Two days of ago Google’s most famous Googler said that the DMOZ home page had disappeared due to a ill conceived 301 redirect. Today the official DMOZ blog took time out of their busy schedule of not approving competitor’s sites to clarify the situation and say that the real reason was actually:
…changing the root domain from dmoz.org to www.dmoz.org. What we all witnessed yesterday and what was reported by the great sites above was part of an index recognizing, adjusting and updating in real time. This was confirmed in discussions we had with Google…
From this exchange I can only wonder about a few possibilities:
- Google waved their hand and said, “those are real time adjusting and updating” and DMOZ obliged and responded with, “those are real time adjusting and updating”

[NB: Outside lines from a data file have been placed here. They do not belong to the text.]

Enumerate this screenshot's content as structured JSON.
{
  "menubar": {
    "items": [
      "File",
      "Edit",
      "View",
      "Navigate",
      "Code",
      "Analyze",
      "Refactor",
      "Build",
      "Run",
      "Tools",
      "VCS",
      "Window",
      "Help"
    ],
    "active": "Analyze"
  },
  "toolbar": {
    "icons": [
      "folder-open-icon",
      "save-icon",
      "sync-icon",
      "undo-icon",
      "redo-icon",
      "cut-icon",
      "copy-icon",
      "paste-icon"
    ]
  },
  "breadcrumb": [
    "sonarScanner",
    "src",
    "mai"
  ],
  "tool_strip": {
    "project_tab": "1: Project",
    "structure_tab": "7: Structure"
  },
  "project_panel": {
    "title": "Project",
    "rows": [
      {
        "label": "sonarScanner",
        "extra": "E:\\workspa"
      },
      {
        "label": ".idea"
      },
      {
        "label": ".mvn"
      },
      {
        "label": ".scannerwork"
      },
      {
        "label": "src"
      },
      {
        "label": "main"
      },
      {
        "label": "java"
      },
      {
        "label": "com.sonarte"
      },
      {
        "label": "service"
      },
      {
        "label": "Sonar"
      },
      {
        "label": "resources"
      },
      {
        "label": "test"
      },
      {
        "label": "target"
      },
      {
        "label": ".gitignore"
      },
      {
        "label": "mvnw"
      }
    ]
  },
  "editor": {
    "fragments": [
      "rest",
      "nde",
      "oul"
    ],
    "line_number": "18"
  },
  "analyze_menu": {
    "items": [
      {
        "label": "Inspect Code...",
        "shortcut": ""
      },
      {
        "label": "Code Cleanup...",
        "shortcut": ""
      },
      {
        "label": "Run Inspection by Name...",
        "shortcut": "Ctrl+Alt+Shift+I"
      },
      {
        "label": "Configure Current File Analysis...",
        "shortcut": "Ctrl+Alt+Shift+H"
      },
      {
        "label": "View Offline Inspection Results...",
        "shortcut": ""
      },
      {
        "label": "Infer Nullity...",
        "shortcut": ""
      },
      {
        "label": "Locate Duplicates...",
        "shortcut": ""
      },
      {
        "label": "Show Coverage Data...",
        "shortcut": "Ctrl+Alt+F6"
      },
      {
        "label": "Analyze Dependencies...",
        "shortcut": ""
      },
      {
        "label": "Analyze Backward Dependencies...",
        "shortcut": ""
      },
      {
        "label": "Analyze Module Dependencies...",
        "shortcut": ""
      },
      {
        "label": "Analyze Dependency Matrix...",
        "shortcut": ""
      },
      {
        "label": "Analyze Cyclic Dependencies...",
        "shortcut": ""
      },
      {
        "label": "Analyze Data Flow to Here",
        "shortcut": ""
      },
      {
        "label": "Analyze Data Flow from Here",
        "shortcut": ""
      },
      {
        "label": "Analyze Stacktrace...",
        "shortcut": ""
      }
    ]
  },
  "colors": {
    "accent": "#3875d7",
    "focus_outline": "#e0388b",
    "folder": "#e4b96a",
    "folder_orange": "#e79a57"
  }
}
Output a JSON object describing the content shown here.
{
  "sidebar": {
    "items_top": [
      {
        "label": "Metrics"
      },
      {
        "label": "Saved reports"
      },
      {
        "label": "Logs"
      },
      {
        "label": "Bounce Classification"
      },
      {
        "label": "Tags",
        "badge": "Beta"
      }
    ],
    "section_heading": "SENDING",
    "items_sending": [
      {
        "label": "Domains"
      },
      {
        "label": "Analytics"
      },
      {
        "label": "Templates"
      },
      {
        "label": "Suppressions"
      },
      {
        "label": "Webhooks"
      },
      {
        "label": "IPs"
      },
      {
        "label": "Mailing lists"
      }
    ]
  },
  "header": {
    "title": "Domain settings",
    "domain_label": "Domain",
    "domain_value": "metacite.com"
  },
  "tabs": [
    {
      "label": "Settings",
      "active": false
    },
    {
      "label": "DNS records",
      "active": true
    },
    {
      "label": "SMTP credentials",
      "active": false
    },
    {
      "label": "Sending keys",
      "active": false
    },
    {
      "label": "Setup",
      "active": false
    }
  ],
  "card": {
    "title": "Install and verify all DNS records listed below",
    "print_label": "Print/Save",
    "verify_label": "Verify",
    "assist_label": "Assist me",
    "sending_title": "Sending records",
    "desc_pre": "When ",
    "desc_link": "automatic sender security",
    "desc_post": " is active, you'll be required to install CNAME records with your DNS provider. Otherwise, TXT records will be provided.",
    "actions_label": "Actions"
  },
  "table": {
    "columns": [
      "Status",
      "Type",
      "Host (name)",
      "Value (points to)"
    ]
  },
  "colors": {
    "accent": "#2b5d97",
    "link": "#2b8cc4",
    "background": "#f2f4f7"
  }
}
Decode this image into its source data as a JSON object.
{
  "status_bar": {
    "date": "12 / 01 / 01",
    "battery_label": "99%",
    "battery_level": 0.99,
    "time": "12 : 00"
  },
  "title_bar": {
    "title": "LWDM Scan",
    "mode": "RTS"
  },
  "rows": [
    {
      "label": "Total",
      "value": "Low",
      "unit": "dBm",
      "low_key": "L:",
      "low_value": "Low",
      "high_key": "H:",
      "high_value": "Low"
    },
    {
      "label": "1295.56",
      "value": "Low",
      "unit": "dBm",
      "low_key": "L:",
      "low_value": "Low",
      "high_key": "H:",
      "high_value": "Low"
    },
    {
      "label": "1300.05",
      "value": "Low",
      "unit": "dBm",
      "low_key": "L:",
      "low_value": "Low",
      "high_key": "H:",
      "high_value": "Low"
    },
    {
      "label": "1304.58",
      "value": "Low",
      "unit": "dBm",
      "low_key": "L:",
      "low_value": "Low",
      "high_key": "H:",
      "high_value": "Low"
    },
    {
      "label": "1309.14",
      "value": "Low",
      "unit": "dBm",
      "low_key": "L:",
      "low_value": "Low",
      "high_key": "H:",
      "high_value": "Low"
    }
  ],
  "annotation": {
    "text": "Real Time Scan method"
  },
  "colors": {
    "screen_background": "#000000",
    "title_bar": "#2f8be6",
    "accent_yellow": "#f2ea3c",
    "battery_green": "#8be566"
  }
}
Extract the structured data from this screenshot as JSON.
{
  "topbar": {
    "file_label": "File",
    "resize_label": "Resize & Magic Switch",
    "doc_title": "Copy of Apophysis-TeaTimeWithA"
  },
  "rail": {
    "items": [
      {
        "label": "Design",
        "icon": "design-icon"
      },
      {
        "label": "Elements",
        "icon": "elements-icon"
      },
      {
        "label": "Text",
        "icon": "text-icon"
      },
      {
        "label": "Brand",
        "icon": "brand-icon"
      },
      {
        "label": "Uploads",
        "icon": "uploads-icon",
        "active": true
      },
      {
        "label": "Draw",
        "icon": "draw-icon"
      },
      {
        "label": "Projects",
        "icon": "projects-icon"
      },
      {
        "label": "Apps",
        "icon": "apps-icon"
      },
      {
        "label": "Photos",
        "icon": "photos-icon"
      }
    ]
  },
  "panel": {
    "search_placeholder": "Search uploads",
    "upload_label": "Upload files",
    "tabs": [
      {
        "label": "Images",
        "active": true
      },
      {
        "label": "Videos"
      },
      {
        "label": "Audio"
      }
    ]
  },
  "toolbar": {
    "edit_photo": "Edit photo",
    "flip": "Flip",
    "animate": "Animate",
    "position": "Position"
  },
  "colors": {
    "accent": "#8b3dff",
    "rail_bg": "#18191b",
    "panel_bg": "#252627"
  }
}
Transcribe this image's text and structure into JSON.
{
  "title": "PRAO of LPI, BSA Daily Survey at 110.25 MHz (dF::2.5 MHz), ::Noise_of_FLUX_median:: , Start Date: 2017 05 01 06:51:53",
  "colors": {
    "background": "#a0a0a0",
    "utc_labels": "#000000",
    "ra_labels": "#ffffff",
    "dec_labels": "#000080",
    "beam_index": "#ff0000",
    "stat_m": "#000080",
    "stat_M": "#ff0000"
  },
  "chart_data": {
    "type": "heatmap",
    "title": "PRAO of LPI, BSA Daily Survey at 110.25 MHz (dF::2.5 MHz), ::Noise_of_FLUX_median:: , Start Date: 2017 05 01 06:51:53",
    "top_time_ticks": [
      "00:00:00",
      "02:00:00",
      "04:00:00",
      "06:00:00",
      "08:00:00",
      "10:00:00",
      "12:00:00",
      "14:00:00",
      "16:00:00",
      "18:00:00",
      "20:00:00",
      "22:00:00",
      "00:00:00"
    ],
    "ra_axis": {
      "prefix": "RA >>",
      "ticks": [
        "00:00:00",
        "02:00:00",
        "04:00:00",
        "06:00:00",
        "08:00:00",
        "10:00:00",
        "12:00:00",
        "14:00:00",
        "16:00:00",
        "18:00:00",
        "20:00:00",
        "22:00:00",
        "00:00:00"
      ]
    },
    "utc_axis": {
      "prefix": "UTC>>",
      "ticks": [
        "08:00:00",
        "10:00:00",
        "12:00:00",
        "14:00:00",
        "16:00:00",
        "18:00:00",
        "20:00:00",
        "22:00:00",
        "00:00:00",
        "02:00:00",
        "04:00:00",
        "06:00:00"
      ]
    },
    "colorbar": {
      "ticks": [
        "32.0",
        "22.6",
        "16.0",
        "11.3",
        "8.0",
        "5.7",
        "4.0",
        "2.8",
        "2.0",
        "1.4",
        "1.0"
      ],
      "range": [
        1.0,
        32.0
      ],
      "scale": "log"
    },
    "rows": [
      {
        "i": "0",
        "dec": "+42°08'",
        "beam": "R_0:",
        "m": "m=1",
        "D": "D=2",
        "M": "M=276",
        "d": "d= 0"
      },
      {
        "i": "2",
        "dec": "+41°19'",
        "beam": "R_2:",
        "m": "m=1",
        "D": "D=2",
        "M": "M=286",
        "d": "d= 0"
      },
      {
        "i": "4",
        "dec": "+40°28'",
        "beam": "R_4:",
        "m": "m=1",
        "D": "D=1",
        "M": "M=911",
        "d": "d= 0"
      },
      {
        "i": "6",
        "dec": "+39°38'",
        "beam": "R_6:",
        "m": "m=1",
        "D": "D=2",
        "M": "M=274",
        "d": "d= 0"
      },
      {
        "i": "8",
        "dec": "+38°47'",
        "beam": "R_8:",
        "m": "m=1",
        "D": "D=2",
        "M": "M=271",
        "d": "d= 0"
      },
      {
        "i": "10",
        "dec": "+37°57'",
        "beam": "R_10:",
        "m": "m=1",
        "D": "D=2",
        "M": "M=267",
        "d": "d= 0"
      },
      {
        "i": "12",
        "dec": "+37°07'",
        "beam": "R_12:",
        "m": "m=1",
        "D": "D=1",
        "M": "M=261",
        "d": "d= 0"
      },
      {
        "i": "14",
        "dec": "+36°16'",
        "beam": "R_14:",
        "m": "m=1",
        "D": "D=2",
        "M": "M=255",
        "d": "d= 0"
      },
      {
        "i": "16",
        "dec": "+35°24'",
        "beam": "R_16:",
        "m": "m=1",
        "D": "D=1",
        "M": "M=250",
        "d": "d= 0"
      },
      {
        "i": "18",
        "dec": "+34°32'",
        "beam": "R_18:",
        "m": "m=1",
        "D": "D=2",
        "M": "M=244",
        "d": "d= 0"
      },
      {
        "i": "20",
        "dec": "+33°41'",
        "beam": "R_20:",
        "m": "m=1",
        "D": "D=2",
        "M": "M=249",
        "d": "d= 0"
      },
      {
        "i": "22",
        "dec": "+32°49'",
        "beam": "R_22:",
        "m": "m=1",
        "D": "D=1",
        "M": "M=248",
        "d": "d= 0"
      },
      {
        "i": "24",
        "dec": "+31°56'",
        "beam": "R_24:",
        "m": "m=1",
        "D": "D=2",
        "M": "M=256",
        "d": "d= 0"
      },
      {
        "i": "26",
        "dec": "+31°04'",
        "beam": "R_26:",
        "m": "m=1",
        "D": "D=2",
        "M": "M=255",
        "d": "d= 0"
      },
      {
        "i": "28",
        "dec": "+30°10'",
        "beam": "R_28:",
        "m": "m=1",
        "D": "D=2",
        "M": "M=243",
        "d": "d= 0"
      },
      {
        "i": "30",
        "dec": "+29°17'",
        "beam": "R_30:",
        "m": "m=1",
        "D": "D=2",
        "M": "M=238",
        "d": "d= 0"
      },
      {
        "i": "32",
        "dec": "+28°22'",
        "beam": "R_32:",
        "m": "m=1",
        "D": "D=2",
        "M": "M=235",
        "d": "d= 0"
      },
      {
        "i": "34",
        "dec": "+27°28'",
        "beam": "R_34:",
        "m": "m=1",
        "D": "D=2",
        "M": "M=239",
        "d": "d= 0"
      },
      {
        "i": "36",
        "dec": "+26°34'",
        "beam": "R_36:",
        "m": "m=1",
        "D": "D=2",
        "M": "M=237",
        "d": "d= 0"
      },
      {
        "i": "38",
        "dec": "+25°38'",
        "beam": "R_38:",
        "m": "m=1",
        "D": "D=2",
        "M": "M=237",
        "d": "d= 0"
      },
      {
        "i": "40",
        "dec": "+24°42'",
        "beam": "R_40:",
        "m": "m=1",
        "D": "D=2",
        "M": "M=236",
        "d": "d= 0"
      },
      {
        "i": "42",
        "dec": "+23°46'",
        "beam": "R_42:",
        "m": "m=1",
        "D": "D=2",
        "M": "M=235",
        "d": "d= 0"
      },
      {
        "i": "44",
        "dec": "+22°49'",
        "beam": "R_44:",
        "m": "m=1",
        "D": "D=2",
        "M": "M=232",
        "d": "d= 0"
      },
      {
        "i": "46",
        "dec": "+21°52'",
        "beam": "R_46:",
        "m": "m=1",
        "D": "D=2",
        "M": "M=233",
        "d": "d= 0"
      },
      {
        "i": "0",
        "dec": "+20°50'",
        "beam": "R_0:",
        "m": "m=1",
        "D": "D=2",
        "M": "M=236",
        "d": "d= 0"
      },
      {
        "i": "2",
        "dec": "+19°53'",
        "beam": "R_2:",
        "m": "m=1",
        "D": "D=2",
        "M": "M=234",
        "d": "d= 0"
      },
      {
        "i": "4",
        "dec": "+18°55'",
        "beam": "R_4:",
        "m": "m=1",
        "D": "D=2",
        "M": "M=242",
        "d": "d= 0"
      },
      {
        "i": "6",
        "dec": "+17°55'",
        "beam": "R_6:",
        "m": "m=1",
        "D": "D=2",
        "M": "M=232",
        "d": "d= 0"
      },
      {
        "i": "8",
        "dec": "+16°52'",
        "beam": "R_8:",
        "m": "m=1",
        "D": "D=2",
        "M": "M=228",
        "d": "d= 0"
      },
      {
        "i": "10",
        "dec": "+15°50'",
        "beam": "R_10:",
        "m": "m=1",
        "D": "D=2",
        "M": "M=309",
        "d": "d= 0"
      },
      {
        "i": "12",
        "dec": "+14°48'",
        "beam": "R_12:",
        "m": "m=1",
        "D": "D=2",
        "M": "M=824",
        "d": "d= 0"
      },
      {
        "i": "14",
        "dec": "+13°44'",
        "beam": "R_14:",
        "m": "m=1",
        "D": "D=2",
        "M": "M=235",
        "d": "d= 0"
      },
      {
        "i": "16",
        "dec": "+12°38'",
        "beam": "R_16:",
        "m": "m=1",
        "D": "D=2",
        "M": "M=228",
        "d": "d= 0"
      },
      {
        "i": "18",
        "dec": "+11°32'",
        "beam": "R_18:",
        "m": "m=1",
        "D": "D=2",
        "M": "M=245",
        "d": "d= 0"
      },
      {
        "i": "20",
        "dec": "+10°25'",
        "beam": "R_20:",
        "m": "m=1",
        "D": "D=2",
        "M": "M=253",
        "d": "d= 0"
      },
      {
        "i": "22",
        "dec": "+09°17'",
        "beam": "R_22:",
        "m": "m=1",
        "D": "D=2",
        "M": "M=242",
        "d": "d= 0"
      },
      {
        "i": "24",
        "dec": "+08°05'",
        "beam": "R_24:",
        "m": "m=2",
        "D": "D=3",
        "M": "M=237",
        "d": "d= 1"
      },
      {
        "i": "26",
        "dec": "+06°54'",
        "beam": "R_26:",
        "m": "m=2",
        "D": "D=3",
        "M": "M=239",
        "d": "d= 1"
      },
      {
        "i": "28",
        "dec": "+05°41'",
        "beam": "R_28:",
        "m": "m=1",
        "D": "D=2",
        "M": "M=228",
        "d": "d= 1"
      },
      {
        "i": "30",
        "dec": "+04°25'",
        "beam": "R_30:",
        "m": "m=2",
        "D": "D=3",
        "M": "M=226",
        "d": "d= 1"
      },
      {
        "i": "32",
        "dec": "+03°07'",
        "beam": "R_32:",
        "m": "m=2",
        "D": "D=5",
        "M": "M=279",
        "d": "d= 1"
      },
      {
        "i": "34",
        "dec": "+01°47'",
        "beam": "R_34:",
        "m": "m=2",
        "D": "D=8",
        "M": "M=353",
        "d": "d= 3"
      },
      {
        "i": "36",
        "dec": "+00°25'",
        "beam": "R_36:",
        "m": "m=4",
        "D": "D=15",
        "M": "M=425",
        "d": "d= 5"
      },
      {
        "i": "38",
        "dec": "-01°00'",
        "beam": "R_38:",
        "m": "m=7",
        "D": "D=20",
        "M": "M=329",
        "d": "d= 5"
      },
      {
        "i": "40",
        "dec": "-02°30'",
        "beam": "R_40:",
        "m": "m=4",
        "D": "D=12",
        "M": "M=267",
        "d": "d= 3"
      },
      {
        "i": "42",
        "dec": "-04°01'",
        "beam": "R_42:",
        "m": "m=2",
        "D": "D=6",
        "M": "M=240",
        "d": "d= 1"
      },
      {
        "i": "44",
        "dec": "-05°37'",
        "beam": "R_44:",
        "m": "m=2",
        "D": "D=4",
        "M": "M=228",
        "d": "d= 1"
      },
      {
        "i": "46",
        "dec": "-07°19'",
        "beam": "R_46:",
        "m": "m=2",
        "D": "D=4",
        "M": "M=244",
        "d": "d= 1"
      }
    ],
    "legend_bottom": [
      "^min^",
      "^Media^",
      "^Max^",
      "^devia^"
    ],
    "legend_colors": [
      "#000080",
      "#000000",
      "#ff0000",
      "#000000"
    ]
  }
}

- Matt Cutts needs to talk to his crawl team who seemingly fed him some bad information
- DMOZ actually doesn’t have the skills required to institute a proper 301 redirect
- Google fell on the sword and decided to look like fools and said that they can’t handle domain canonicalization
- If you have a site with a home page with PageRank of 9 or less (that’s only a small percentage of the web) you should reconsider instituting a 301 redirect, lest Google will loose you for a few days of recognizing and adjusting
- Minty fresh results only apply to lower PageRank blogs and not older established sites
- Google actually had a big screw up, instead of sending Adam Lasnik out to say it was a Bad Data Push, they waved their hand and buffaloed DMOZ into doing their dirty work for them
- There are screw-ups, cover-ups, and foul-ups going on here
Note to DMOZ, if you have to continually remind people that you are not dead or dying, you are dead or dying.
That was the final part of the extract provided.